3 The main reason for revising my earlier judgment according to the Applicants on the Notice of Motion is that that interpretation results in inconvenience and absurdity and gives rise to injustice in this case where former clients in multiple party litigation are suing their former legal advisers. It is clear from the commentary on s 124 in S Odgers, Uniform Evidence Law, Ninth Edition (2010) Lawbook Co at p 636-637 and in J D Heydon, Cross on Evidence, Eighth Australian Edition (2010) LexisNexis Butterworths at p 920-921 that this is not the circumstance which s124 addresses. Both commentaries focus on the circumstance where former joint parties fall out and engage in litigation which requires adducing evidence from their former lawyer whom they jointly instructed. In other words, the section has not been considered as applying in the context of some former clients in multiple party litigation suing their former legal advisers for costs where other parties continue with the substantive proceedings represented by those legal advisers. The Applicants on the motion argue the outcome is unfair in that the solicitor being sued can rely on the privilege claimed by another party for whom the solicitor still acts to hamper the Applicants’ claim.

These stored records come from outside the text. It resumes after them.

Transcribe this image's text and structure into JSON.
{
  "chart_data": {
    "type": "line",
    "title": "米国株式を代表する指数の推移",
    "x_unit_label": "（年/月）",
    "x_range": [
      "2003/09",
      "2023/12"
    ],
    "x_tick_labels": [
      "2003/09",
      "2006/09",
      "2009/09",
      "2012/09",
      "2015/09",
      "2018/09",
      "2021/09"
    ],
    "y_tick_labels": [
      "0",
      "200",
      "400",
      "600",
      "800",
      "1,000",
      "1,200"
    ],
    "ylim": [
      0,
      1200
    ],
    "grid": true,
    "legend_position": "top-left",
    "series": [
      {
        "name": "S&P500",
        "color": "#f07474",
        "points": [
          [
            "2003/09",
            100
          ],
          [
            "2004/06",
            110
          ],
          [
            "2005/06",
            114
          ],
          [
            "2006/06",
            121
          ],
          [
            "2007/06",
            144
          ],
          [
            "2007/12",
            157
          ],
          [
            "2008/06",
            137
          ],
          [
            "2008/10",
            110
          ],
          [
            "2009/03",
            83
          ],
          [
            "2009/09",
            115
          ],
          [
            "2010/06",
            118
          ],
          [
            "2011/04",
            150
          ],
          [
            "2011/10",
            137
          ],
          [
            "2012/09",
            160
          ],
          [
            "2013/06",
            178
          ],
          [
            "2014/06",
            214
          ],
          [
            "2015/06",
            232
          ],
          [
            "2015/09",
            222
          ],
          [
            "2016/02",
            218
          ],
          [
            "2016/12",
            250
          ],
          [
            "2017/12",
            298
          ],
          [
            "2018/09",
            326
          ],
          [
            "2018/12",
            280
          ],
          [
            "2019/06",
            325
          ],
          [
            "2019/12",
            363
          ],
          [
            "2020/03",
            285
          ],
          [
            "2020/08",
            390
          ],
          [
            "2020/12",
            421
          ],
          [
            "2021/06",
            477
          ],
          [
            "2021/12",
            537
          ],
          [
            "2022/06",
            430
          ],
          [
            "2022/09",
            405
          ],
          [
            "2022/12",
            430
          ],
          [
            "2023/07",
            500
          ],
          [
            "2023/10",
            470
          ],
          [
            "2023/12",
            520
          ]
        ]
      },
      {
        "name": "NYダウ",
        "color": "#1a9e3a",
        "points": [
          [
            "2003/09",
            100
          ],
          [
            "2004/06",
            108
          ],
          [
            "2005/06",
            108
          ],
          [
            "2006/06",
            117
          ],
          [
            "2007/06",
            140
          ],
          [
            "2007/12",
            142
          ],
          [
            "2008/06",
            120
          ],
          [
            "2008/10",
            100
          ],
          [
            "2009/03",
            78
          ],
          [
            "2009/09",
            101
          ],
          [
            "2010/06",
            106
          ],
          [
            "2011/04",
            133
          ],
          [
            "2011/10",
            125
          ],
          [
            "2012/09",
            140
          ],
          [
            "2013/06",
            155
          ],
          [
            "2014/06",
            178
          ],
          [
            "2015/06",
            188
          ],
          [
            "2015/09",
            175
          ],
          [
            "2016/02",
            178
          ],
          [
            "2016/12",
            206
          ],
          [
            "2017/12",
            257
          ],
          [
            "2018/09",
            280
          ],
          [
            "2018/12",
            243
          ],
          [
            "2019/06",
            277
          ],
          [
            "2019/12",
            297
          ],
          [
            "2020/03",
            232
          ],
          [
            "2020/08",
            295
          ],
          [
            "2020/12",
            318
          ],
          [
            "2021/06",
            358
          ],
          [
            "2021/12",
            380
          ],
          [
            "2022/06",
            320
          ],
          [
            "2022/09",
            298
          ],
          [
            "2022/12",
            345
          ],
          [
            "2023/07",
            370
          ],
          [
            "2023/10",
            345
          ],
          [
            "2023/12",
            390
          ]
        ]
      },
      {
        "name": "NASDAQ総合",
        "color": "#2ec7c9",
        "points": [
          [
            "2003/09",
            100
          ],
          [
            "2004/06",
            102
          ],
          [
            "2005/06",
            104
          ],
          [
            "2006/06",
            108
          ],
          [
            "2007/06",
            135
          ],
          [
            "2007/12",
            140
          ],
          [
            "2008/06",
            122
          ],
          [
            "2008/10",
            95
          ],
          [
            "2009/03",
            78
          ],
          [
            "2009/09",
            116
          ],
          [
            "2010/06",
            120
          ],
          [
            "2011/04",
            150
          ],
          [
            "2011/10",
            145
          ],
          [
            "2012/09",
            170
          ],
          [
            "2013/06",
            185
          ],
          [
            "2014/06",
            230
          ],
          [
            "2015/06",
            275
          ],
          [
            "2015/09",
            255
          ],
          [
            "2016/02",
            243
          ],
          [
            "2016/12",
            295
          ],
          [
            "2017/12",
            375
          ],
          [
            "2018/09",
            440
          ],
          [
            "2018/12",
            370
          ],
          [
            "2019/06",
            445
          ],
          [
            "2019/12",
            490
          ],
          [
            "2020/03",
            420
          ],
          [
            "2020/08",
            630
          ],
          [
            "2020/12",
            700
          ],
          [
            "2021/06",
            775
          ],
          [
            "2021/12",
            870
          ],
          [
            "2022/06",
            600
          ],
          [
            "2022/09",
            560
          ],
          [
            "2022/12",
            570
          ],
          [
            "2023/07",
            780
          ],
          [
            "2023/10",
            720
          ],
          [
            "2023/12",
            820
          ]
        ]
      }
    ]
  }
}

4 While that is potentially true, as submitted by counsel for the solicitor being sued, another injustice potentially results if a former client of a solicitor can rely on s 124 to waive legal professional privilege for any third party clients still involved in the substantive litigation resulting in otherwise privileged communications being released to the world including the Respondent in the substantive proceedings. That result is also likely to lead to injustice, as here the evidence for which privilege can otherwise be claimed continues to be relevant to the ongoing substantive proceedings in which third parties are engaged. This confirms my earlier finding that the Applicants on the Notice of Motion cannot rely on s 124 in relation to the oral communications the subject of argument unless there is waiver of privilege by the third party.

5 There is no reason to change my mind on the issue I considered in my earlier judgment for the reason articulated in [5] of that judgment.